Hey, so the Tony Awards happened. The Tony Awards are like the Oscars but for old people. I know what you’re thinking: “Isn’t the Oscars for old people now too?” The answer is yes. The Oscars were actually always for old people, but we didn’t understand that until they started broadcasting in HD. The Tony Awards are for older people. Older people who attend thee-ah-tah.
These people are too old to really be that mean to, except for Cate Blanchett, because she looks about mid-beamed by Scotty. But there also aren’t a lot of fashion risks, so pretty much everything is standard breath-taking. I guess I could make fun of Jada Pinkett-Smith’s dress, but, truth be told, I think she looks pretty stunning. (No, the photos aren’t labeled, because Jesus Christ do you people think I’m made of free time? but you can easily tell which one is Jada because she’s the black person at the Tonys.)*
Paula Abdul emerged from the dark, dark pillbox of her life to … I don’t know. I have no idea why she was at the Tonys. Did a Coke cup need to be pointed toward the camera?

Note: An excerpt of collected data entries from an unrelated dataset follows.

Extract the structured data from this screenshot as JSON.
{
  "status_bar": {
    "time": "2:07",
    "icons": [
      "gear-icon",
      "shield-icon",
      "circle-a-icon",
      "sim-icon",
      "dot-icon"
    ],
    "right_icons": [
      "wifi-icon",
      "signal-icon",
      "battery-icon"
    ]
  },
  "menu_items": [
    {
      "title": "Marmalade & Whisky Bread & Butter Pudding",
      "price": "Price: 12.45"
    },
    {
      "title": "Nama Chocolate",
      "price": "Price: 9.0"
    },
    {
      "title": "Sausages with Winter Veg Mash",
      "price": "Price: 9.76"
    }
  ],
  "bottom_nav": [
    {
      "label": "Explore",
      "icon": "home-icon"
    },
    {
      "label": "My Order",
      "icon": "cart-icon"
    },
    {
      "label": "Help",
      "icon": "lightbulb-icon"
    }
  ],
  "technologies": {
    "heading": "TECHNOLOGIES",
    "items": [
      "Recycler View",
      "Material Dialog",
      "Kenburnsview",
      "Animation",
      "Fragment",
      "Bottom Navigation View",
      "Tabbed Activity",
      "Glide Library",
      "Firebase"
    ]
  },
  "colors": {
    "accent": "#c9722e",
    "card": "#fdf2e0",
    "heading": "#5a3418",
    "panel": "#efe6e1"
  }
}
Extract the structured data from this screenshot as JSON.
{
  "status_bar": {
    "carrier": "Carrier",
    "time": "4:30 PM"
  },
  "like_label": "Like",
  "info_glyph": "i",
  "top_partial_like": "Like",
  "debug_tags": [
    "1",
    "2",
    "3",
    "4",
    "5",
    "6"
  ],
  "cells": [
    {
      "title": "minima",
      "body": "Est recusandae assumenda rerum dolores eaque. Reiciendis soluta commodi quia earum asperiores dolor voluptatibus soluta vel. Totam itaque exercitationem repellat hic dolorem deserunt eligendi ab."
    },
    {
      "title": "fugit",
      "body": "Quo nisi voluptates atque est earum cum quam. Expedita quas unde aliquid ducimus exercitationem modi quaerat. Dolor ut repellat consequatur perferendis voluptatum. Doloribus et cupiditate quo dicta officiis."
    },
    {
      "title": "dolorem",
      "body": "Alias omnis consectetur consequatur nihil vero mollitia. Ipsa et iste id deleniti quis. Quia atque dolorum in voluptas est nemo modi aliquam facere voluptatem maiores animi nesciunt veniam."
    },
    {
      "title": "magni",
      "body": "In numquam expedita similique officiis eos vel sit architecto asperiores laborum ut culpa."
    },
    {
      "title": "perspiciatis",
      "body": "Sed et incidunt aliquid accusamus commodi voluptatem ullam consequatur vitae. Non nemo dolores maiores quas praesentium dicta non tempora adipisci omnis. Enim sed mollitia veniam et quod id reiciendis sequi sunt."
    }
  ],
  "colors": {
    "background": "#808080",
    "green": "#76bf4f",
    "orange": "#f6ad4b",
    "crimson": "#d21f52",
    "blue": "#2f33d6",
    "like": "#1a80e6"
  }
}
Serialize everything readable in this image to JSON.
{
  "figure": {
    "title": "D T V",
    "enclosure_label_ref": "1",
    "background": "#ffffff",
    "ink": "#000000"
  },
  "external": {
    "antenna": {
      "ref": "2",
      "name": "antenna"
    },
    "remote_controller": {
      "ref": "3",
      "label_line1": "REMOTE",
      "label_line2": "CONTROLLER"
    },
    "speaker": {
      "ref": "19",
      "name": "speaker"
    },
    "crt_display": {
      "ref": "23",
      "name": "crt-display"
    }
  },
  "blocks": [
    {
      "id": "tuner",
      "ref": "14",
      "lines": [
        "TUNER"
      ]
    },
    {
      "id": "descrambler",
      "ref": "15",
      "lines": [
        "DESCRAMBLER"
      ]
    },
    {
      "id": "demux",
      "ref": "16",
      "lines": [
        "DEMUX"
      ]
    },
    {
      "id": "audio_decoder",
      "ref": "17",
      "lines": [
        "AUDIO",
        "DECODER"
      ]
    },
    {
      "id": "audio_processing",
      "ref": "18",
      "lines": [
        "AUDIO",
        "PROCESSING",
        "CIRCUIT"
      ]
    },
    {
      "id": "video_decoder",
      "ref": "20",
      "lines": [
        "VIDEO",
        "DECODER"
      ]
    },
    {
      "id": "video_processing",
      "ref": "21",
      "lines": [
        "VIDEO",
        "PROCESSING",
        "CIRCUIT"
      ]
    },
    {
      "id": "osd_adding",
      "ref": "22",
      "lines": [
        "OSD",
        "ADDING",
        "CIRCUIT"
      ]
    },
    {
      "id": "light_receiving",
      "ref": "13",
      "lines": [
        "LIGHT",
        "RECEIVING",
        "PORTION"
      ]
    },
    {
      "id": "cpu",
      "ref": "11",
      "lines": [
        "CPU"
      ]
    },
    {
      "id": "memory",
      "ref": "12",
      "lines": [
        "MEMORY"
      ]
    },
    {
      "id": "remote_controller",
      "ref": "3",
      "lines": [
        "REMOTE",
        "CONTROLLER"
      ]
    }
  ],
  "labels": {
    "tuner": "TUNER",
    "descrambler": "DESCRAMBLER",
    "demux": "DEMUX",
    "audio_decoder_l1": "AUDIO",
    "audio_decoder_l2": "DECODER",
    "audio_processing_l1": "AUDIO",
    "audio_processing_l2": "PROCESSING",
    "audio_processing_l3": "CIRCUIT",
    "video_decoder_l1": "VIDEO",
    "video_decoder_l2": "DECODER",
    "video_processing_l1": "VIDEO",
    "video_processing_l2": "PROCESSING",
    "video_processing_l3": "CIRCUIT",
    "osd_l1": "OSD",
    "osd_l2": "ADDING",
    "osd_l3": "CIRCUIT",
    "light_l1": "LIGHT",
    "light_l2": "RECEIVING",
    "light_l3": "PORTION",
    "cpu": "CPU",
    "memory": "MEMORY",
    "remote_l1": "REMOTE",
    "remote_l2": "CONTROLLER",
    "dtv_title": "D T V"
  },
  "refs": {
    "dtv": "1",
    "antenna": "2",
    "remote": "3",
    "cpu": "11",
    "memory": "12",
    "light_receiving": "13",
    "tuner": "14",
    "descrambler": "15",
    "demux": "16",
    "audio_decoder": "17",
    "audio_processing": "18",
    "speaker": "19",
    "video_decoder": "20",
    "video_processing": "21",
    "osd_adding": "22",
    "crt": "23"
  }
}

Scarlett Johannson was a fucking goddamn knockout, showed up with husband Ryan Reynolds, and won the Tony for Best Actress in a Play. But that’s cool, yo, because Alanis Morrissette married the rapper dude who knocked her up, so, like, whatever, Scarlett, you can take your perfect goddamn life and fellate Dave Coulier with it in a movie theater.
Kristen Chenoweth: I want your dress and your voice and your shoes and your perfect, perfect eating disorder. HOW DO YOU DO IT ALL???
*I am going to get in trouble for saying this. There were other black people there, and some of them even won Tonys. Noting this earlier would not have made my joke funnier.